Jamais curti Their Satanic Majestic Request e The Beegars Banquet,
os discos malditos dos Stones. Deles gostei de Get yer ya-ya’s
out, a apresentação ao vivo do Madison Square Garden e Altamont.
O Gerseno iria adorar esse filme. Talvez eu o tenha comprado por
sugestão dele. Como disse, ele agora está incorporado em mim.
O que me torna muito mais completo. O Gerseno participou de minha
existência durante 40 anos. Ele sabia tudo sobre mim. Mais do
que meus pais, mais do que as mulheres com quem convivi, mais
do que outros amigos, mais do que qualquer outra pessoa. Ele era
o guardião dos meus segredos, assim como eu era dos dele. Não
digo que tudo foi transparente. Ninguém sabe sobre a totalidade
da vida de outra pessoa. Afinal, é necessário haver um certo grau
de privacidade, de resguardo, até para o bem de nossa sanidade
mental. Há necessidade de haver em nós, um recanto de exclusiva
propriedade nossa. Algo que só nós sabemos e conhecemos e ninguém
mais. É exatamente essa particularidade que nos dá a sensação
de liberdade, de independência. Mas eu e o Gerseno tínhamos bem
poucos segredos um para o outro. Agora, com sua morte, como fico?
Estarei só, irremediavelmente só e sem ninguém a quem dizer as
coisas? Ficarei perdido, sem a possibilidade de aferir meus conhecimentos,
de compartilhar minhas novas descobertas? O amor é uma palavra
que perdeu o sentido ou estou sabendo do seu exato significado?
Guardo em mim algum segredo que gostaria de dizer ao Gerseno ou
não tenho mais nada a dizer? Isso tudo saberei daqui para a frente.

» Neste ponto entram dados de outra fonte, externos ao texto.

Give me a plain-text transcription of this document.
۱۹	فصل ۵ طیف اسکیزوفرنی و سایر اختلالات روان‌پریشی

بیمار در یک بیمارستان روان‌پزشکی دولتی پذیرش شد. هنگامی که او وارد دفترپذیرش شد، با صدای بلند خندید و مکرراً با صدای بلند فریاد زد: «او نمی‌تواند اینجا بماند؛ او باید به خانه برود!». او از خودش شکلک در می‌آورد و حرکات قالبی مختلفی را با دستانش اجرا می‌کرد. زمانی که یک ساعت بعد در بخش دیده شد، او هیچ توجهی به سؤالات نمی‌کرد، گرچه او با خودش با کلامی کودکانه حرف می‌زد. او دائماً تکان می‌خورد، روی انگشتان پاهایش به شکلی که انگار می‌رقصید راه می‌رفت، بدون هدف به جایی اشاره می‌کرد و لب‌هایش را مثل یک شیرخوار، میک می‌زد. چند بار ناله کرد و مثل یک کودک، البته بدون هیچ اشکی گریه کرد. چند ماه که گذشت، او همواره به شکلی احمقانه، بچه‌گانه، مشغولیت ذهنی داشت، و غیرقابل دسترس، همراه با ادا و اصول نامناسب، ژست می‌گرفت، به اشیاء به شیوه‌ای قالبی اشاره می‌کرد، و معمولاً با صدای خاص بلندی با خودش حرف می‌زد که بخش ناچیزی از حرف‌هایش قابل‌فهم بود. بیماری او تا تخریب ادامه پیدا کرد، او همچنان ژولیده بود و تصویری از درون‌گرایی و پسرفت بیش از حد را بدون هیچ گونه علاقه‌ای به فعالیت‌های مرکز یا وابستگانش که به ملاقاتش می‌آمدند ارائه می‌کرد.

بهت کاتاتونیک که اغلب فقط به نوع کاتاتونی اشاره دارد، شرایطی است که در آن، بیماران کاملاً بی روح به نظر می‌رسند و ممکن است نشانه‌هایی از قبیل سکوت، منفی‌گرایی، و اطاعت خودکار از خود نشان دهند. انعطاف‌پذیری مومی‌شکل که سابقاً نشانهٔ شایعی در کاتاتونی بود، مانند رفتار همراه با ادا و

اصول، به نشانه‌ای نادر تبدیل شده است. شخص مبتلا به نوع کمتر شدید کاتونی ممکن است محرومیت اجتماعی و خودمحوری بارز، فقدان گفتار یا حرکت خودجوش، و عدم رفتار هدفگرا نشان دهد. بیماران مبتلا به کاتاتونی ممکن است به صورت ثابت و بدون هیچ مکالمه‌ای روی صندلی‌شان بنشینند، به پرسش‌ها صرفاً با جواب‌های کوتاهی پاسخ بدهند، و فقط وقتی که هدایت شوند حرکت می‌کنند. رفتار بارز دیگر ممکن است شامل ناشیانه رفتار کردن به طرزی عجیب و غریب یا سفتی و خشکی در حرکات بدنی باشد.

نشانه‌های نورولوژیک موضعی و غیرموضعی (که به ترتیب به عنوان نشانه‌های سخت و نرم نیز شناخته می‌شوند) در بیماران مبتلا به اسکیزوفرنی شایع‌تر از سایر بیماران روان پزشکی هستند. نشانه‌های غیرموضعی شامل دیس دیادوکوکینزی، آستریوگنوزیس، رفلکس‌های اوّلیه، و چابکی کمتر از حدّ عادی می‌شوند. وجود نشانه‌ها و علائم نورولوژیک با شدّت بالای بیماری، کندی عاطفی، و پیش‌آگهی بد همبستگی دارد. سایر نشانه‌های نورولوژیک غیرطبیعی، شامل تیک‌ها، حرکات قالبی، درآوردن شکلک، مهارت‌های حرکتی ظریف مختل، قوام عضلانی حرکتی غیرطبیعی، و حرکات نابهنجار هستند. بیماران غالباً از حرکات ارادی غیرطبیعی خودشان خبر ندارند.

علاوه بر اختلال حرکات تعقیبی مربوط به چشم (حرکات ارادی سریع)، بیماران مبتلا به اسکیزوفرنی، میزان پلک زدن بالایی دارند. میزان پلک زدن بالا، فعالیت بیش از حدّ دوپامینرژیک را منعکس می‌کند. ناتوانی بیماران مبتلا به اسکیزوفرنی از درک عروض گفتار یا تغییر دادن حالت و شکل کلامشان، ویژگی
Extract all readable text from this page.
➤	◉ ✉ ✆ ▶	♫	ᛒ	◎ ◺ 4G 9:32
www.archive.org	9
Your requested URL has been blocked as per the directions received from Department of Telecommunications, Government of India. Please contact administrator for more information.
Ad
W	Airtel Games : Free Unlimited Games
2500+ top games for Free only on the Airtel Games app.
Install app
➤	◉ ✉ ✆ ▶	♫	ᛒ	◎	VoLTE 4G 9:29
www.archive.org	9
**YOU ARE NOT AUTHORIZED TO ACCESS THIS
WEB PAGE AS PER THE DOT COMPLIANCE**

Desde já, contudo, sinto que possuo muito mais força, muito mais
criatividade. Os horizontes se ampliam e não há ninguém mais para
contestar o que vivi ou deixei de viver. Meu passado me pertence,
o que me leva a concluir que minha vida me pertence. Sou o único
guardião dos meus segredos o que me dá amplas possibilidades de
criar em cima disso. Quando Greta Garbo abandonou a carreira artística,
ela disse: “I want to be alone”. Como J.D. Salinger, como Thomas
Pinchon. Eu também want to be alone. Contudo, a imbecilidade humana
não me atormenta pois posso tolerar uma ampla variedade de comportamentos
e personalidades. O importante, ou o segredo, é se resguardar
mantendo nossa alma longe, muito longe do vasto oceano da barbárie
que está tomando conta de tudo.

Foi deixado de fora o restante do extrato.